Laser assisted in situ keratomileusis, or LASIK, is a refractive procedure that uses a laser to permanently reshape the cornea. The reshaped cornea helps focus light directly onto the retina to produce clearer vision. The new Technolas 217z laser effectively corrects refractive errors with its small laser beam profile. The laser uses a new iris recognition tracking system known as Advanced Control Eyetracking or ACE, which is only available on the Technolas Perfect Vision workstation. Active iris recognition tracking allows the laser system to positively identify the exact orientation of the eye throughout the entire procedure. Since subtle eye movements are common during LASIK treatment this unique technology ensures the intended treatment precisely matches the eyes prescription. This is especially important for patients who have astigmatism in addition to nearsightedness and farsightedness. Many patients with astigmatism believe that they are not suitable candidates for LASIK; with the advent of ACE this is no longer true.
Our Zyoptix Diagnostic Workstation will help determine whether a custom LASIK treatment would be recommended to improve night driving and correct pre-operative aberrations contributing to glare and halos. The treatment profile is calculated based on aberration analysis that is unique to each of the patient’s eyes.

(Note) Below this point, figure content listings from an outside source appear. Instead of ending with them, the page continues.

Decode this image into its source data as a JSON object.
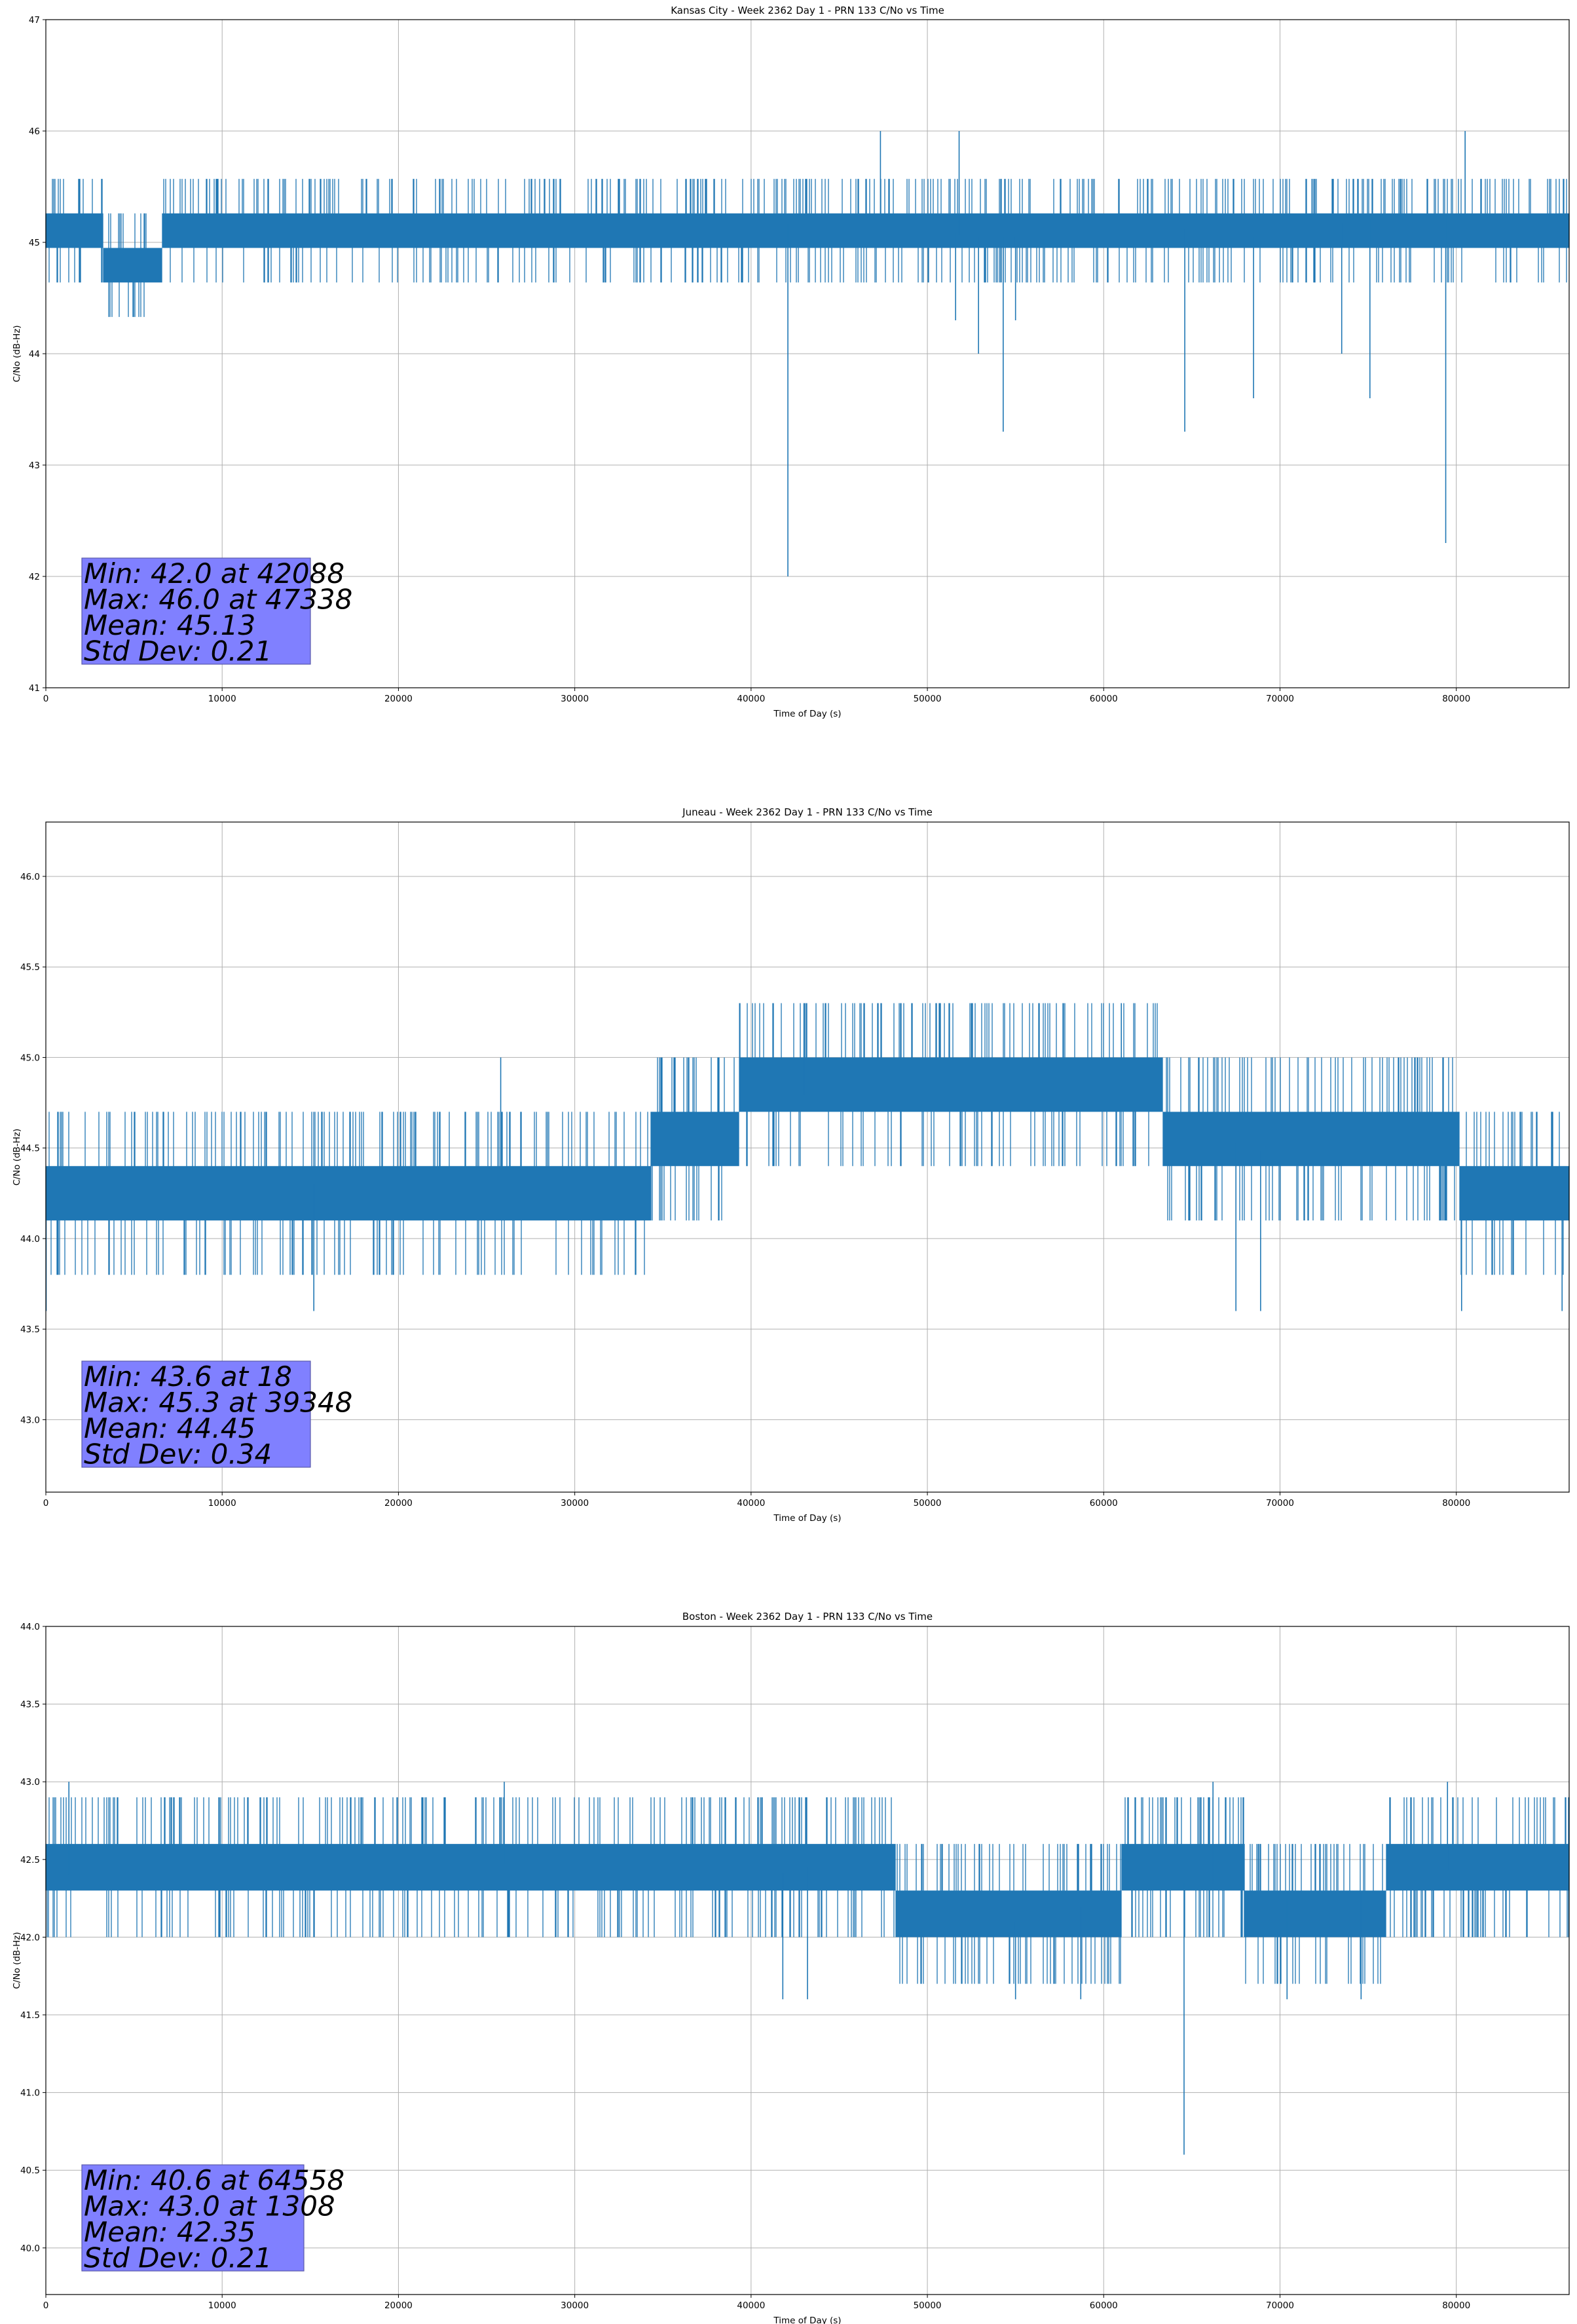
{
  "figure": {
    "line_color": "#1f77b4",
    "stats_box_color": "#8080ff",
    "grid_color": "#b0b0b0"
  },
  "chart_data": [
    {
      "type": "line",
      "title": "Kansas City - Week 2362 Day 1 - PRN 133 C/No vs Time",
      "xlabel": "Time of Day (s)",
      "ylabel": "C/No (dB-Hz)",
      "xlim": [
        0,
        86400
      ],
      "ylim": [
        41,
        47
      ],
      "xticks": [
        0,
        10000,
        20000,
        30000,
        40000,
        50000,
        60000,
        70000,
        80000
      ],
      "xtick_labels": [
        "0",
        "10000",
        "20000",
        "30000",
        "40000",
        "50000",
        "60000",
        "70000",
        "80000"
      ],
      "yticks": [
        41,
        42,
        43,
        44,
        45,
        46,
        47
      ],
      "ytick_labels": [
        "41",
        "42",
        "43",
        "44",
        "45",
        "46",
        "47"
      ],
      "grid": true,
      "quantization": 0.31,
      "baseline": [
        [
          0,
          45.0
        ],
        [
          6500,
          44.9
        ],
        [
          7000,
          45.15
        ],
        [
          33000,
          45.15
        ],
        [
          35000,
          45.05
        ],
        [
          38000,
          44.95
        ],
        [
          40000,
          45.1
        ],
        [
          45000,
          45.25
        ],
        [
          50000,
          45.2
        ],
        [
          52000,
          45.05
        ],
        [
          56000,
          45.05
        ],
        [
          60000,
          45.15
        ],
        [
          64000,
          45.15
        ],
        [
          66000,
          45.05
        ],
        [
          71000,
          45.05
        ],
        [
          74000,
          45.2
        ],
        [
          80000,
          45.25
        ],
        [
          86400,
          45.15
        ]
      ],
      "spikes": [
        [
          42088,
          42.0
        ],
        [
          47338,
          46.0
        ],
        [
          79400,
          42.3
        ],
        [
          54300,
          43.3
        ],
        [
          64600,
          43.3
        ],
        [
          68500,
          43.6
        ],
        [
          75100,
          43.6
        ],
        [
          52900,
          44.0
        ],
        [
          73500,
          44.0
        ],
        [
          51600,
          44.3
        ],
        [
          55000,
          44.3
        ],
        [
          80500,
          46.0
        ],
        [
          51800,
          46.0
        ]
      ],
      "stats": {
        "min": "Min: 42.0 at 42088",
        "max": "Max: 46.0 at 47338",
        "mean": "Mean: 45.13",
        "std": "Std Dev: 0.21"
      }
    },
    {
      "type": "line",
      "title": "Juneau - Week 2362 Day 1 - PRN 133 C/No vs Time",
      "xlabel": "Time of Day (s)",
      "ylabel": "C/No (dB-Hz)",
      "xlim": [
        0,
        86400
      ],
      "ylim": [
        42.6,
        46.3
      ],
      "xticks": [
        0,
        10000,
        20000,
        30000,
        40000,
        50000,
        60000,
        70000,
        80000
      ],
      "xtick_labels": [
        "0",
        "10000",
        "20000",
        "30000",
        "40000",
        "50000",
        "60000",
        "70000",
        "80000"
      ],
      "yticks": [
        43.0,
        43.5,
        44.0,
        44.5,
        45.0,
        45.5,
        46.0
      ],
      "ytick_labels": [
        "43.0",
        "43.5",
        "44.0",
        "44.5",
        "45.0",
        "45.5",
        "46.0"
      ],
      "grid": true,
      "quantization": 0.3,
      "baseline": [
        [
          0,
          44.1
        ],
        [
          5000,
          44.15
        ],
        [
          10000,
          44.2
        ],
        [
          15000,
          44.3
        ],
        [
          20000,
          44.35
        ],
        [
          26000,
          44.4
        ],
        [
          28000,
          44.3
        ],
        [
          31000,
          44.1
        ],
        [
          33000,
          44.2
        ],
        [
          35000,
          44.5
        ],
        [
          38000,
          44.65
        ],
        [
          42000,
          44.8
        ],
        [
          48000,
          44.75
        ],
        [
          51000,
          44.7
        ],
        [
          53000,
          44.8
        ],
        [
          60000,
          44.9
        ],
        [
          65000,
          44.6
        ],
        [
          70000,
          44.45
        ],
        [
          80000,
          44.45
        ],
        [
          81000,
          44.15
        ],
        [
          86400,
          44.15
        ]
      ],
      "spikes": [
        [
          18,
          43.6
        ],
        [
          39348,
          45.3
        ],
        [
          67500,
          43.6
        ],
        [
          68900,
          43.6
        ],
        [
          80300,
          43.6
        ],
        [
          86000,
          43.6
        ],
        [
          15200,
          43.6
        ],
        [
          25800,
          45.0
        ],
        [
          43000,
          45.3
        ],
        [
          61000,
          45.3
        ]
      ],
      "stats": {
        "min": "Min: 43.6 at 18",
        "max": "Max: 45.3 at 39348",
        "mean": "Mean: 44.45",
        "std": "Std Dev: 0.34"
      }
    },
    {
      "type": "line",
      "title": "Boston - Week 2362 Day 1 - PRN 133 C/No vs Time",
      "xlabel": "Time of Day (s)",
      "ylabel": "C/No (dB-Hz)",
      "xlim": [
        0,
        86400
      ],
      "ylim": [
        39.7,
        44.0
      ],
      "xticks": [
        0,
        10000,
        20000,
        30000,
        40000,
        50000,
        60000,
        70000,
        80000
      ],
      "xtick_labels": [
        "0",
        "10000",
        "20000",
        "30000",
        "40000",
        "50000",
        "60000",
        "70000",
        "80000"
      ],
      "yticks": [
        40.0,
        40.5,
        41.0,
        41.5,
        42.0,
        42.5,
        43.0,
        43.5,
        44.0
      ],
      "ytick_labels": [
        "40.0",
        "40.5",
        "41.0",
        "41.5",
        "42.0",
        "42.5",
        "43.0",
        "43.5",
        "44.0"
      ],
      "grid": true,
      "quantization": 0.3,
      "baseline": [
        [
          0,
          42.4
        ],
        [
          20000,
          42.45
        ],
        [
          36000,
          42.5
        ],
        [
          40000,
          42.35
        ],
        [
          43000,
          42.45
        ],
        [
          47000,
          42.4
        ],
        [
          50000,
          42.15
        ],
        [
          55000,
          42.1
        ],
        [
          59000,
          42.2
        ],
        [
          62000,
          42.35
        ],
        [
          66000,
          42.35
        ],
        [
          70000,
          42.25
        ],
        [
          76000,
          42.3
        ],
        [
          80000,
          42.45
        ],
        [
          86400,
          42.45
        ]
      ],
      "spikes": [
        [
          64558,
          40.6
        ],
        [
          1308,
          43.0
        ],
        [
          41800,
          41.6
        ],
        [
          43200,
          41.6
        ],
        [
          70400,
          41.6
        ],
        [
          74600,
          41.6
        ],
        [
          55000,
          41.6
        ],
        [
          58700,
          41.6
        ],
        [
          66200,
          43.0
        ],
        [
          79500,
          43.0
        ],
        [
          26000,
          43.0
        ]
      ],
      "stats": {
        "min": "Min: 40.6 at 64558",
        "max": "Max: 43.0 at 1308",
        "mean": "Mean: 42.35",
        "std": "Std Dev: 0.21"
      }
    }
  ]
}
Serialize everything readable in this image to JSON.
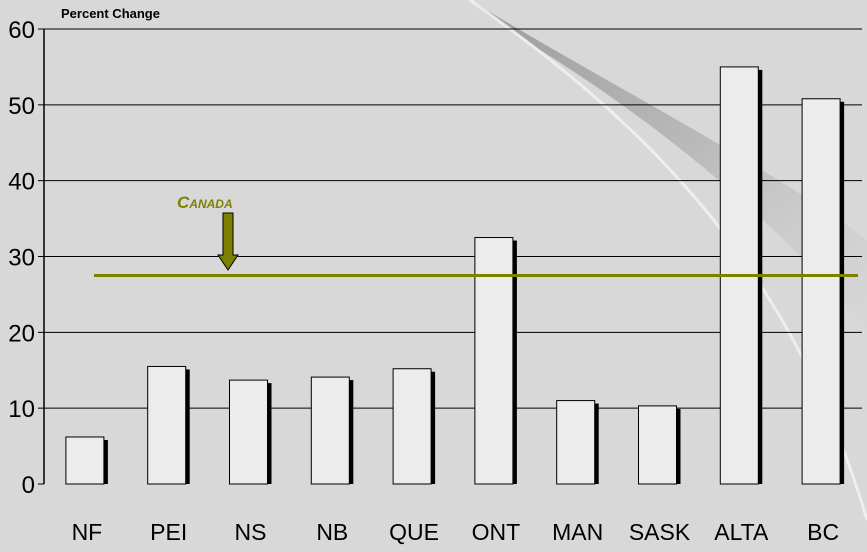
{
  "chart_data": {
    "type": "bar",
    "title": "",
    "ylabel": "Percent Change",
    "xlabel": "",
    "categories": [
      "NF",
      "PEI",
      "NS",
      "NB",
      "QUE",
      "ONT",
      "MAN",
      "SASK",
      "ALTA",
      "BC"
    ],
    "values": [
      6.2,
      15.5,
      13.7,
      14.1,
      15.2,
      32.5,
      11.0,
      10.3,
      55.0,
      50.8
    ],
    "ylim": [
      0,
      60
    ],
    "yticks": [
      0,
      10,
      20,
      30,
      40,
      50,
      60
    ],
    "grid": true,
    "reference_line": {
      "label": "Canada",
      "value": 27.5
    },
    "colors": {
      "background": "#d8d8d8",
      "bar_fill": "#ececec",
      "bar_shadow": "#000000",
      "reference_line": "#808000",
      "grid": "#000000"
    }
  }
}
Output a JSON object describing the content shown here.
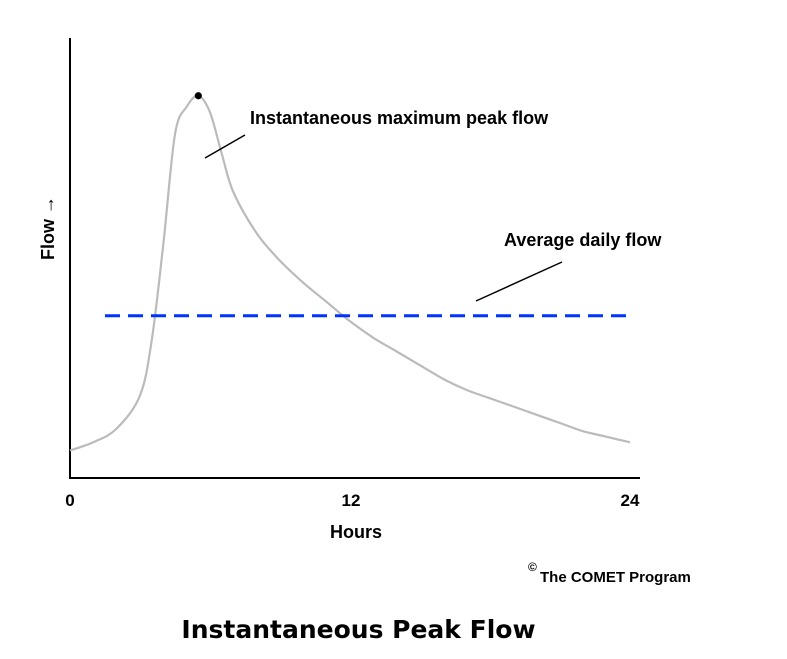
{
  "chart_data": {
    "type": "line",
    "x": [
      0,
      1,
      2,
      3,
      3.5,
      4,
      4.5,
      5,
      5.5,
      6,
      6.5,
      7,
      8,
      9,
      10,
      11,
      12,
      13,
      14,
      15,
      16,
      17,
      18,
      19,
      20,
      21,
      22,
      23,
      24
    ],
    "series": [
      {
        "values": [
          1.0,
          1.3,
          1.8,
          3.0,
          5.0,
          8.5,
          12.5,
          13.5,
          13.9,
          13.3,
          11.8,
          10.4,
          8.9,
          7.9,
          7.1,
          6.4,
          5.7,
          5.1,
          4.6,
          4.1,
          3.6,
          3.2,
          2.9,
          2.6,
          2.3,
          2.0,
          1.7,
          1.5,
          1.3
        ],
        "color": "#bbbbbb"
      }
    ],
    "average": {
      "label": "Average daily flow",
      "value": 5.9,
      "x_range": [
        1.5,
        24
      ],
      "color": "#0033ff",
      "style": "dashed"
    },
    "peak": {
      "label": "Instantaneous maximum peak flow",
      "x": 5.5,
      "y": 13.9
    },
    "xlabel": "Hours",
    "ylabel": "Flow →",
    "xticks": [
      "0",
      "12",
      "24"
    ],
    "xtick_values": [
      0,
      12,
      24
    ],
    "xlim": [
      0,
      24
    ],
    "ylim": [
      0,
      16
    ],
    "y_ticks_shown": false,
    "grid": false,
    "legend": "none"
  },
  "credit": {
    "mark": "©",
    "text": "The COMET Program"
  },
  "caption": "Instantaneous Peak Flow"
}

LASIK is performed as an outpatient procedure using topical anesthesia with drops. The procedure itself generally takes about fifteen minutes. The surgeon creates a flap in the cornea with a laser (blade-free) or a microkeratome (blade). At Clark Eye Center we have both an Intralase FS laser and microkeratomes to make the flap. The flap is lifted to the side and the cool beam of the excimer laser is used to remove a layer of corneal tissue. The flap is folded back to its normal position and sealed without sutures. The removal of corneal tissue permanently reshapes the cornea.
A shield protects the flap for the first few hours after surgery. Vision should be clear by the next day. Healing after surgery does not involve any significant pain. Since the laser removes tissue from the inside of the cornea and not the surface. If needed, eye drops can be taken for pain and usually are only needed for up to 24 hours after surgery.
The surgery may result in undercorrection or overcorrection, which can often be improved with a second surgery. More rare and serious complications include a dislocated flap, epithelial ingrowth and inflammation underneath the flap. Most complications can be managed without any loss of vision. Permanent vision loss is very rare.